According to The Wall Street Journal, Holmes’ lawyers have said she may argue that “she believed any alleged misrepresentations were true and accordingly that Theranos was a legitimate business generating value for investors.”

There were hints of this defense in opening statements, when Wade referred to the company’s technology as “real” and “innovative.”

On Aug. 28, newly unsealed court filings suggested Holmes could seek to defend herself by alleging she suffered psychological, sexual and emotional abuse at the hands of former Theranos president and onetime boyfriend Ramesh “Sunny” Balwani, and that because of submissiveness to him, she believed allegedly fraudulent statements she made were true. 

This strategy was also foreshadowed in opening arguments in which Wade referred to Balwani’s temper and promised more related evidence would be presented during the trial. 

Lawyers for Balwani called abuse allegations “outrageous.” One of the filings, by lawyers for Holmes, said she was likely to testify.

We’ll soon see whether Holmes ultimately takes the stand to tell her side of things.

How can I watch the trial?

The trial officially began Sept. 7, with opening arguments the following day.
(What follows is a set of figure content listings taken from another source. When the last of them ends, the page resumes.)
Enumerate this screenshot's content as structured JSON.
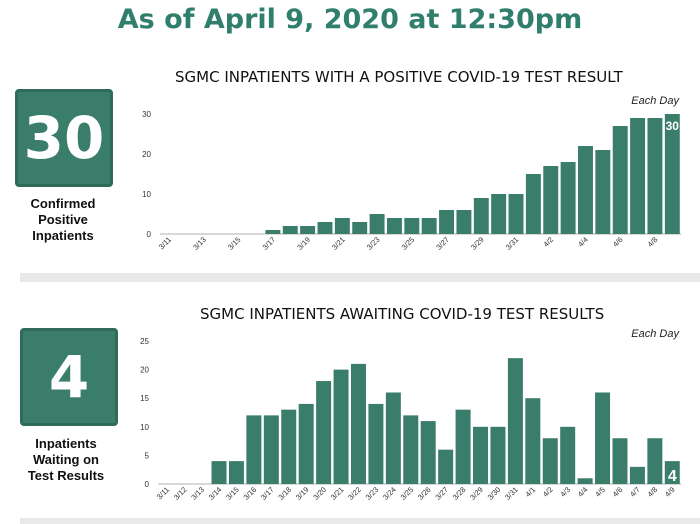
{
  "headline": "As of April 9, 2020 at 12:30pm",
  "panel1": {
    "count": "30",
    "caption_lines": [
      "Confirmed",
      "Positive",
      "Inpatients"
    ]
  },
  "panel2": {
    "count": "4",
    "caption_lines": [
      "Inpatients",
      "Waiting on",
      "Test Results"
    ]
  },
  "colors": {
    "bar": "#3b7d6b",
    "headline": "#2f7f6c"
  },
  "chart_data": [
    {
      "type": "bar",
      "title": "SGMC INPATIENTS WITH A POSITIVE COVID-19 TEST RESULT",
      "annotation": "Each Day",
      "categories": [
        "3/11",
        "3/12",
        "3/13",
        "3/14",
        "3/15",
        "3/16",
        "3/17",
        "3/18",
        "3/19",
        "3/20",
        "3/21",
        "3/22",
        "3/23",
        "3/24",
        "3/25",
        "3/26",
        "3/27",
        "3/28",
        "3/29",
        "3/30",
        "3/31",
        "4/1",
        "4/2",
        "4/3",
        "4/4",
        "4/5",
        "4/6",
        "4/7",
        "4/8",
        "4/9"
      ],
      "tick_labels": [
        "3/11",
        "",
        "3/13",
        "",
        "3/15",
        "",
        "3/17",
        "",
        "3/19",
        "",
        "3/21",
        "",
        "3/23",
        "",
        "3/25",
        "",
        "3/27",
        "",
        "3/29",
        "",
        "3/31",
        "",
        "4/2",
        "",
        "4/4",
        "",
        "4/6",
        "",
        "4/8",
        ""
      ],
      "values": [
        0,
        0,
        0,
        0,
        0,
        0,
        1,
        2,
        2,
        3,
        4,
        3,
        5,
        4,
        4,
        4,
        6,
        6,
        9,
        10,
        10,
        15,
        17,
        18,
        22,
        21,
        27,
        29,
        29,
        30
      ],
      "last_value_label": "30",
      "ylim": [
        0,
        30
      ],
      "yticks": [
        0,
        10,
        20,
        30
      ],
      "grid": false
    },
    {
      "type": "bar",
      "title": "SGMC INPATIENTS AWAITING COVID-19 TEST RESULTS",
      "annotation": "Each Day",
      "categories": [
        "3/11",
        "3/12",
        "3/13",
        "3/14",
        "3/15",
        "3/16",
        "3/17",
        "3/18",
        "3/19",
        "3/20",
        "3/21",
        "3/22",
        "3/23",
        "3/24",
        "3/25",
        "3/26",
        "3/27",
        "3/28",
        "3/29",
        "3/30",
        "3/31",
        "4/1",
        "4/2",
        "4/3",
        "4/4",
        "4/5",
        "4/6",
        "4/7",
        "4/8",
        "4/9"
      ],
      "tick_labels": [
        "3/11",
        "3/12",
        "3/13",
        "3/14",
        "3/15",
        "3/16",
        "3/17",
        "3/18",
        "3/19",
        "3/20",
        "3/21",
        "3/22",
        "3/23",
        "3/24",
        "3/25",
        "3/26",
        "3/27",
        "3/28",
        "3/29",
        "3/30",
        "3/31",
        "4/1",
        "4/2",
        "4/3",
        "4/4",
        "4/5",
        "4/6",
        "4/7",
        "4/8",
        "4/9"
      ],
      "values": [
        0,
        0,
        0,
        4,
        4,
        12,
        12,
        13,
        14,
        18,
        20,
        21,
        14,
        16,
        12,
        11,
        6,
        13,
        10,
        10,
        22,
        15,
        8,
        10,
        1,
        16,
        8,
        3,
        8,
        4
      ],
      "last_value_label": "4",
      "ylim": [
        0,
        25
      ],
      "yticks": [
        0,
        5,
        10,
        15,
        20,
        25
      ],
      "grid": false
    }
  ]
}
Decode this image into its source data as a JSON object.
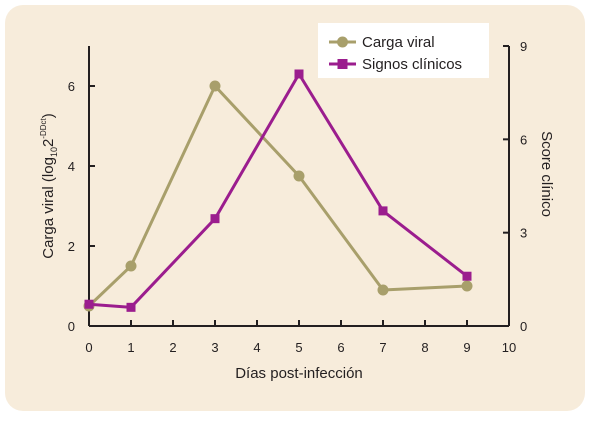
{
  "chart_data": {
    "type": "line",
    "xlabel": "Días post-infección",
    "ylabel_left_main": "Carga viral (log",
    "ylabel_left_sub": "10",
    "ylabel_left_mid": "2",
    "ylabel_left_sup": "-DDct",
    "ylabel_left_end": ")",
    "ylabel_right": "Score clínico",
    "x_ticks": [
      "0",
      "1",
      "2",
      "3",
      "4",
      "5",
      "6",
      "7",
      "8",
      "9",
      "10"
    ],
    "xlim": [
      0,
      10
    ],
    "y_left_ticks": [
      "0",
      "2",
      "4",
      "6"
    ],
    "y_left_lim": [
      0,
      7
    ],
    "y_right_ticks": [
      "0",
      "3",
      "6",
      "9"
    ],
    "y_right_lim": [
      0,
      9
    ],
    "grid": false,
    "legend_position": "top-right",
    "series": [
      {
        "name": "Carga viral",
        "axis": "left",
        "marker": "circle",
        "color": "#a89f6b",
        "x": [
          0,
          1,
          3,
          5,
          7,
          9
        ],
        "y": [
          0.5,
          1.5,
          6.0,
          3.75,
          0.9,
          1.0
        ]
      },
      {
        "name": "Signos clínicos",
        "axis": "right",
        "marker": "square",
        "color": "#9b1d8e",
        "x": [
          0,
          1,
          3,
          5,
          7,
          9
        ],
        "y": [
          0.7,
          0.6,
          3.45,
          8.1,
          3.7,
          1.6
        ]
      }
    ]
  },
  "colors": {
    "background": "#f7ecdb",
    "axis": "#231f20"
  }
}
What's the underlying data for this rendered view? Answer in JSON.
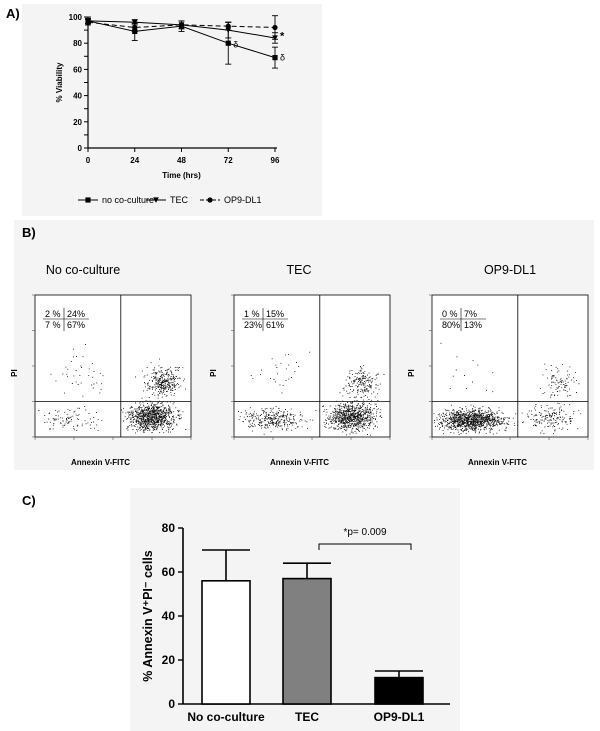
{
  "panels": {
    "a": "A)",
    "b": "B)",
    "c": "C)"
  },
  "chart_data": [
    {
      "type": "line",
      "panel": "A)",
      "xlabel": "Time (hrs)",
      "ylabel": "% Viability",
      "x": [
        0,
        24,
        48,
        72,
        96
      ],
      "xlim": [
        0,
        96
      ],
      "ylim": [
        0,
        100
      ],
      "xticks": [
        0,
        24,
        48,
        72,
        96
      ],
      "yticks": [
        0,
        10,
        20,
        30,
        40,
        50,
        60,
        70,
        80,
        90,
        100
      ],
      "grid": false,
      "legend_position": "bottom",
      "series": [
        {
          "name": "no co-culture",
          "marker": "square",
          "dash": "solid",
          "values": [
            97,
            89,
            93,
            80,
            69
          ],
          "err": [
            3,
            7,
            4,
            16,
            8
          ]
        },
        {
          "name": "TEC",
          "marker": "triangle-down",
          "dash": "solid",
          "values": [
            97,
            96,
            94,
            90,
            84
          ],
          "err": [
            2,
            2,
            3,
            6,
            4
          ]
        },
        {
          "name": "OP9-DL1",
          "marker": "circle",
          "dash": "dashed",
          "values": [
            96,
            92,
            94,
            93,
            92
          ],
          "err": [
            2,
            3,
            3,
            3,
            9
          ]
        }
      ],
      "annotations": [
        {
          "text": "δ",
          "x": 72,
          "y": 79
        },
        {
          "text": "δ",
          "x": 96,
          "y": 69
        },
        {
          "text": "*",
          "x": 96,
          "y": 85
        }
      ]
    },
    {
      "type": "scatter",
      "panel": "B)",
      "subplots": [
        {
          "title": "No co-culture",
          "xlabel": "Annexin V-FITC",
          "ylabel": "PI",
          "quadrants": {
            "ul": "2 %",
            "ur": "24%",
            "ll": "7 %",
            "lr": "67%"
          }
        },
        {
          "title": "TEC",
          "xlabel": "Annexin V-FITC",
          "ylabel": "PI",
          "quadrants": {
            "ul": "1 %",
            "ur": "15%",
            "ll": "23%",
            "lr": "61%"
          }
        },
        {
          "title": "OP9-DL1",
          "xlabel": "Annexin V-FITC",
          "ylabel": "PI",
          "quadrants": {
            "ul": "0 %",
            "ur": "7%",
            "ll": "80%",
            "lr": "13%"
          }
        }
      ]
    },
    {
      "type": "bar",
      "panel": "C)",
      "categories": [
        "No co-culture",
        "TEC",
        "OP9-DL1"
      ],
      "values": [
        56,
        57,
        12
      ],
      "err": [
        14,
        7,
        3
      ],
      "colors": [
        "#ffffff",
        "#808080",
        "#000000"
      ],
      "ylabel": "% Annexin V⁺PI⁻ cells",
      "ylim": [
        0,
        80
      ],
      "yticks": [
        0,
        20,
        40,
        60,
        80
      ],
      "annotation": "*p= 0.009",
      "bracket": [
        "TEC",
        "OP9-DL1"
      ]
    }
  ]
}
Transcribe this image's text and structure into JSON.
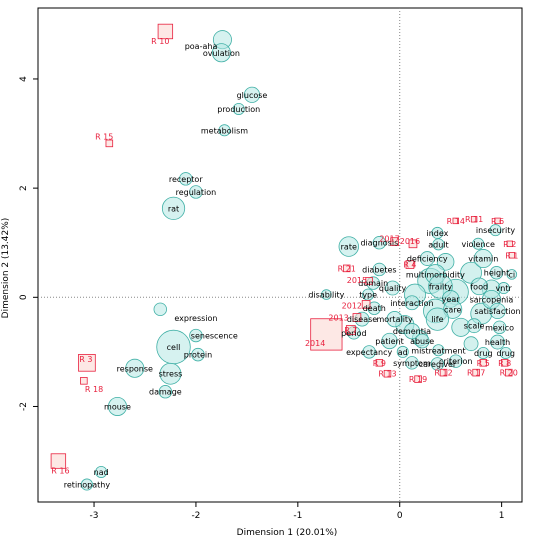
{
  "chart_data": {
    "type": "scatter",
    "xlabel": "Dimension 1 (20.01%)",
    "ylabel": "Dimension 2 (13.42%)",
    "xlim": [
      -3.55,
      1.2
    ],
    "ylim": [
      -3.75,
      5.3
    ],
    "x_ticks": [
      -3,
      -2,
      -1,
      0,
      1
    ],
    "y_ticks": [
      -2,
      0,
      2,
      4
    ],
    "reference_lines": {
      "x": 0,
      "y": 0,
      "style": "dotted"
    },
    "colors": {
      "word_fill": "#b5e8e3",
      "word_stroke": "#40b0a6",
      "row_fill": "#fbd5cf",
      "row_stroke": "#e8213e",
      "row_text": "#e8213e"
    },
    "column_points": [
      {
        "label": "poa-aha",
        "x": -1.74,
        "y": 4.72,
        "r": 1.3,
        "lx": -1.95,
        "ly": 4.6
      },
      {
        "label": "ovulation",
        "x": -1.75,
        "y": 4.48,
        "r": 1.3,
        "lx": -1.75,
        "ly": 4.48
      },
      {
        "label": "glucose",
        "x": -1.45,
        "y": 3.71,
        "r": 1.1,
        "lx": -1.45,
        "ly": 3.71
      },
      {
        "label": "production",
        "x": -1.58,
        "y": 3.45,
        "r": 0.8,
        "lx": -1.58,
        "ly": 3.45
      },
      {
        "label": "metabolism",
        "x": -1.72,
        "y": 3.06,
        "r": 0.8,
        "lx": -1.72,
        "ly": 3.06
      },
      {
        "label": "receptor",
        "x": -2.1,
        "y": 2.17,
        "r": 0.9,
        "lx": -2.1,
        "ly": 2.17
      },
      {
        "label": "regulation",
        "x": -2.0,
        "y": 1.93,
        "r": 0.9,
        "lx": -2.0,
        "ly": 1.93
      },
      {
        "label": "rat",
        "x": -2.22,
        "y": 1.63,
        "r": 1.6,
        "lx": -2.22,
        "ly": 1.63
      },
      {
        "label": "rate",
        "x": -0.5,
        "y": 0.93,
        "r": 1.4,
        "lx": -0.5,
        "ly": 0.93
      },
      {
        "label": "expression",
        "x": -2.35,
        "y": -0.22,
        "r": 0.9,
        "lx": -2.0,
        "ly": -0.38
      },
      {
        "label": "senescence",
        "x": -2.0,
        "y": -0.7,
        "r": 0.9,
        "lx": -1.82,
        "ly": -0.7
      },
      {
        "label": "cell",
        "x": -2.22,
        "y": -0.91,
        "r": 2.4,
        "lx": -2.22,
        "ly": -0.91
      },
      {
        "label": "protein",
        "x": -1.98,
        "y": -1.05,
        "r": 0.9,
        "lx": -1.98,
        "ly": -1.05
      },
      {
        "label": "response",
        "x": -2.6,
        "y": -1.3,
        "r": 1.3,
        "lx": -2.6,
        "ly": -1.3
      },
      {
        "label": "stress",
        "x": -2.25,
        "y": -1.4,
        "r": 1.5,
        "lx": -2.25,
        "ly": -1.4
      },
      {
        "label": "damage",
        "x": -2.3,
        "y": -1.73,
        "r": 0.9,
        "lx": -2.3,
        "ly": -1.73
      },
      {
        "label": "mouse",
        "x": -2.77,
        "y": -2.0,
        "r": 1.3,
        "lx": -2.77,
        "ly": -2.0
      },
      {
        "label": "nad",
        "x": -2.93,
        "y": -3.2,
        "r": 0.8,
        "lx": -2.93,
        "ly": -3.2
      },
      {
        "label": "retinopathy",
        "x": -3.07,
        "y": -3.43,
        "r": 0.8,
        "lx": -3.07,
        "ly": -3.43
      },
      {
        "label": "diagnosis",
        "x": -0.2,
        "y": 1.0,
        "r": 0.9,
        "lx": -0.2,
        "ly": 1.0
      },
      {
        "label": "index",
        "x": 0.37,
        "y": 1.18,
        "r": 0.8,
        "lx": 0.37,
        "ly": 1.18
      },
      {
        "label": "adult",
        "x": 0.38,
        "y": 0.97,
        "r": 0.8,
        "lx": 0.38,
        "ly": 0.97
      },
      {
        "label": "insecurity",
        "x": 0.94,
        "y": 1.23,
        "r": 0.8,
        "lx": 0.94,
        "ly": 1.23
      },
      {
        "label": "violence",
        "x": 0.77,
        "y": 0.98,
        "r": 0.8,
        "lx": 0.77,
        "ly": 0.98
      },
      {
        "label": "deficiency",
        "x": 0.27,
        "y": 0.71,
        "r": 1.0,
        "lx": 0.27,
        "ly": 0.71
      },
      {
        "label": "vitamin",
        "x": 0.82,
        "y": 0.71,
        "r": 1.3,
        "lx": 0.82,
        "ly": 0.71
      },
      {
        "label": "diabetes",
        "x": -0.2,
        "y": 0.51,
        "r": 0.9,
        "lx": -0.2,
        "ly": 0.51
      },
      {
        "label": "multimorbidity",
        "x": 0.35,
        "y": 0.42,
        "r": 1.4,
        "lx": 0.35,
        "ly": 0.42
      },
      {
        "label": "height",
        "x": 0.95,
        "y": 0.45,
        "r": 0.9,
        "lx": 0.95,
        "ly": 0.45
      },
      {
        "label": "ci",
        "x": 1.1,
        "y": 0.42,
        "r": 0.7,
        "lx": 1.1,
        "ly": 0.42
      },
      {
        "label": "domain",
        "x": -0.26,
        "y": 0.26,
        "r": 0.9,
        "lx": -0.26,
        "ly": 0.26
      },
      {
        "label": "quality",
        "x": -0.07,
        "y": 0.17,
        "r": 1.0,
        "lx": -0.07,
        "ly": 0.17
      },
      {
        "label": "frailty",
        "x": 0.4,
        "y": 0.2,
        "r": 1.7,
        "lx": 0.4,
        "ly": 0.2
      },
      {
        "label": "food",
        "x": 0.78,
        "y": 0.2,
        "r": 1.2,
        "lx": 0.78,
        "ly": 0.2
      },
      {
        "label": "vntr",
        "x": 1.02,
        "y": 0.17,
        "r": 0.8,
        "lx": 1.02,
        "ly": 0.17
      },
      {
        "label": "disability",
        "x": -0.72,
        "y": 0.05,
        "r": 0.7,
        "lx": -0.72,
        "ly": 0.05
      },
      {
        "label": "type",
        "x": -0.31,
        "y": 0.05,
        "r": 0.8,
        "lx": -0.31,
        "ly": 0.05
      },
      {
        "label": "interaction",
        "x": 0.12,
        "y": -0.1,
        "r": 1.0,
        "lx": 0.12,
        "ly": -0.1
      },
      {
        "label": "year",
        "x": 0.5,
        "y": -0.03,
        "r": 1.2,
        "lx": 0.5,
        "ly": -0.03
      },
      {
        "label": "sarcopenia",
        "x": 0.9,
        "y": -0.04,
        "r": 1.3,
        "lx": 0.9,
        "ly": -0.04
      },
      {
        "label": "death",
        "x": -0.25,
        "y": -0.2,
        "r": 0.9,
        "lx": -0.25,
        "ly": -0.2
      },
      {
        "label": "care",
        "x": 0.52,
        "y": -0.22,
        "r": 1.3,
        "lx": 0.52,
        "ly": -0.22
      },
      {
        "label": "satisfaction",
        "x": 0.96,
        "y": -0.25,
        "r": 1.1,
        "lx": 0.96,
        "ly": -0.25
      },
      {
        "label": "disease",
        "x": -0.37,
        "y": -0.4,
        "r": 1.0,
        "lx": -0.37,
        "ly": -0.4
      },
      {
        "label": "mortality",
        "x": -0.05,
        "y": -0.4,
        "r": 1.1,
        "lx": -0.05,
        "ly": -0.4
      },
      {
        "label": "life",
        "x": 0.37,
        "y": -0.4,
        "r": 1.6,
        "lx": 0.37,
        "ly": -0.4
      },
      {
        "label": "scale",
        "x": 0.73,
        "y": -0.52,
        "r": 1.0,
        "lx": 0.73,
        "ly": -0.52
      },
      {
        "label": "mexico",
        "x": 0.98,
        "y": -0.55,
        "r": 0.9,
        "lx": 0.98,
        "ly": -0.55
      },
      {
        "label": "period",
        "x": -0.45,
        "y": -0.65,
        "r": 0.9,
        "lx": -0.45,
        "ly": -0.65
      },
      {
        "label": "dementia",
        "x": 0.12,
        "y": -0.62,
        "r": 1.1,
        "lx": 0.12,
        "ly": -0.62
      },
      {
        "label": "patient",
        "x": -0.1,
        "y": -0.8,
        "r": 1.1,
        "lx": -0.1,
        "ly": -0.8
      },
      {
        "label": "abuse",
        "x": 0.22,
        "y": -0.8,
        "r": 1.0,
        "lx": 0.22,
        "ly": -0.8
      },
      {
        "label": "health",
        "x": 0.96,
        "y": -0.82,
        "r": 1.0,
        "lx": 0.96,
        "ly": -0.82
      },
      {
        "label": "expectancy",
        "x": -0.3,
        "y": -1.0,
        "r": 0.9,
        "lx": -0.3,
        "ly": -1.0
      },
      {
        "label": "ad",
        "x": 0.03,
        "y": -1.0,
        "r": 0.8,
        "lx": 0.03,
        "ly": -1.0
      },
      {
        "label": "mistreatment",
        "x": 0.38,
        "y": -0.97,
        "r": 0.8,
        "lx": 0.38,
        "ly": -0.97
      },
      {
        "label": "drug",
        "x": 0.82,
        "y": -1.02,
        "r": 0.8,
        "lx": 0.82,
        "ly": -1.02
      },
      {
        "label": "drug",
        "x": 1.04,
        "y": -1.02,
        "r": 0.8,
        "lx": 1.04,
        "ly": -1.02
      },
      {
        "label": "caregiver",
        "x": 0.37,
        "y": -1.22,
        "r": 0.9,
        "lx": 0.37,
        "ly": -1.22
      },
      {
        "label": "symptom",
        "x": 0.12,
        "y": -1.2,
        "r": 0.9,
        "lx": 0.12,
        "ly": -1.2
      },
      {
        "label": "criterion",
        "x": 0.55,
        "y": -1.17,
        "r": 0.9,
        "lx": 0.55,
        "ly": -1.17
      }
    ],
    "row_points": [
      {
        "label": "R 10",
        "x": -2.3,
        "y": 4.87,
        "s": 1.3,
        "lx": -2.35,
        "ly": 4.7
      },
      {
        "label": "R 15",
        "x": -2.85,
        "y": 2.82,
        "s": 0.6,
        "lx": -2.9,
        "ly": 2.95
      },
      {
        "label": "R 3",
        "x": -3.07,
        "y": -1.2,
        "s": 1.5,
        "lx": -3.08,
        "ly": -1.13
      },
      {
        "label": "R 18",
        "x": -3.1,
        "y": -1.53,
        "s": 0.6,
        "lx": -3.0,
        "ly": -1.68
      },
      {
        "label": "R 16",
        "x": -3.35,
        "y": -3.0,
        "s": 1.3,
        "lx": -3.33,
        "ly": -3.17
      },
      {
        "label": "2014",
        "x": -0.72,
        "y": -0.68,
        "s": 2.8,
        "lx": -0.83,
        "ly": -0.84
      },
      {
        "label": "2017",
        "x": -0.05,
        "y": 1.02,
        "s": 0.7,
        "lx": -0.1,
        "ly": 1.08
      },
      {
        "label": "2016",
        "x": 0.13,
        "y": 0.98,
        "s": 0.7,
        "lx": 0.1,
        "ly": 1.03
      },
      {
        "label": "2015",
        "x": -0.3,
        "y": 0.3,
        "s": 0.6,
        "lx": -0.42,
        "ly": 0.32
      },
      {
        "label": "2013",
        "x": -0.42,
        "y": -0.37,
        "s": 0.7,
        "lx": -0.6,
        "ly": -0.37
      },
      {
        "label": "2012",
        "x": -0.33,
        "y": -0.13,
        "s": 0.7,
        "lx": -0.47,
        "ly": -0.15
      },
      {
        "label": "R 14",
        "x": 0.55,
        "y": 1.4,
        "s": 0.5,
        "lx": 0.55,
        "ly": 1.4
      },
      {
        "label": "R 11",
        "x": 0.73,
        "y": 1.43,
        "s": 0.5,
        "lx": 0.73,
        "ly": 1.43
      },
      {
        "label": "R 6",
        "x": 0.96,
        "y": 1.4,
        "s": 0.5,
        "lx": 0.96,
        "ly": 1.4
      },
      {
        "label": "R 2",
        "x": 1.08,
        "y": 0.98,
        "s": 0.5,
        "lx": 1.08,
        "ly": 0.98
      },
      {
        "label": "R 1",
        "x": 1.1,
        "y": 0.77,
        "s": 0.5,
        "lx": 1.1,
        "ly": 0.77
      },
      {
        "label": "R 4",
        "x": 0.1,
        "y": 0.6,
        "s": 0.7,
        "lx": 0.1,
        "ly": 0.6
      },
      {
        "label": "R 21",
        "x": -0.52,
        "y": 0.53,
        "s": 0.6,
        "lx": -0.52,
        "ly": 0.53
      },
      {
        "label": "R 7",
        "x": -0.48,
        "y": -0.6,
        "s": 0.8,
        "lx": -0.48,
        "ly": -0.6
      },
      {
        "label": "R 9",
        "x": -0.2,
        "y": -1.2,
        "s": 0.6,
        "lx": -0.2,
        "ly": -1.2
      },
      {
        "label": "R 13",
        "x": -0.12,
        "y": -1.4,
        "s": 0.6,
        "lx": -0.12,
        "ly": -1.4
      },
      {
        "label": "R 19",
        "x": 0.18,
        "y": -1.5,
        "s": 0.6,
        "lx": 0.18,
        "ly": -1.5
      },
      {
        "label": "R 12",
        "x": 0.43,
        "y": -1.38,
        "s": 0.6,
        "lx": 0.43,
        "ly": -1.38
      },
      {
        "label": "R 17",
        "x": 0.75,
        "y": -1.38,
        "s": 0.6,
        "lx": 0.75,
        "ly": -1.38
      },
      {
        "label": "R 5",
        "x": 0.82,
        "y": -1.2,
        "s": 0.6,
        "lx": 0.82,
        "ly": -1.2
      },
      {
        "label": "R 8",
        "x": 1.03,
        "y": -1.2,
        "s": 0.6,
        "lx": 1.03,
        "ly": -1.2
      },
      {
        "label": "R 20",
        "x": 1.07,
        "y": -1.38,
        "s": 0.6,
        "lx": 1.07,
        "ly": -1.38
      }
    ],
    "cluster_points": [
      {
        "x": 0.3,
        "y": 0.3,
        "r": 1.8
      },
      {
        "x": 0.55,
        "y": 0.1,
        "r": 1.8
      },
      {
        "x": 0.35,
        "y": -0.25,
        "r": 1.7
      },
      {
        "x": 0.7,
        "y": 0.45,
        "r": 1.5
      },
      {
        "x": 0.15,
        "y": 0.05,
        "r": 1.5
      },
      {
        "x": 0.8,
        "y": -0.3,
        "r": 1.5
      },
      {
        "x": 0.6,
        "y": -0.55,
        "r": 1.3
      },
      {
        "x": 0.05,
        "y": -0.5,
        "r": 1.3
      },
      {
        "x": 0.9,
        "y": 0.15,
        "r": 1.3
      },
      {
        "x": 0.45,
        "y": 0.65,
        "r": 1.2
      },
      {
        "x": 0.2,
        "y": -0.75,
        "r": 1.1
      },
      {
        "x": 0.7,
        "y": -0.85,
        "r": 1.0
      }
    ]
  }
}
There isn’t an online feed of the trial, and television cameras aren’t allowed in the courtroom, so the best way to follow the case will be via reporters in the room taking notes the old-fashioned way.

In total, over 200 potential witnesses have been identified between the prosecution and the defense, so it’s possible testimony will go on for weeks. 

Balwani faces similar charges in a separate trial scheduled for next year.

Both Holmes and Balwani have pleaded not guilty.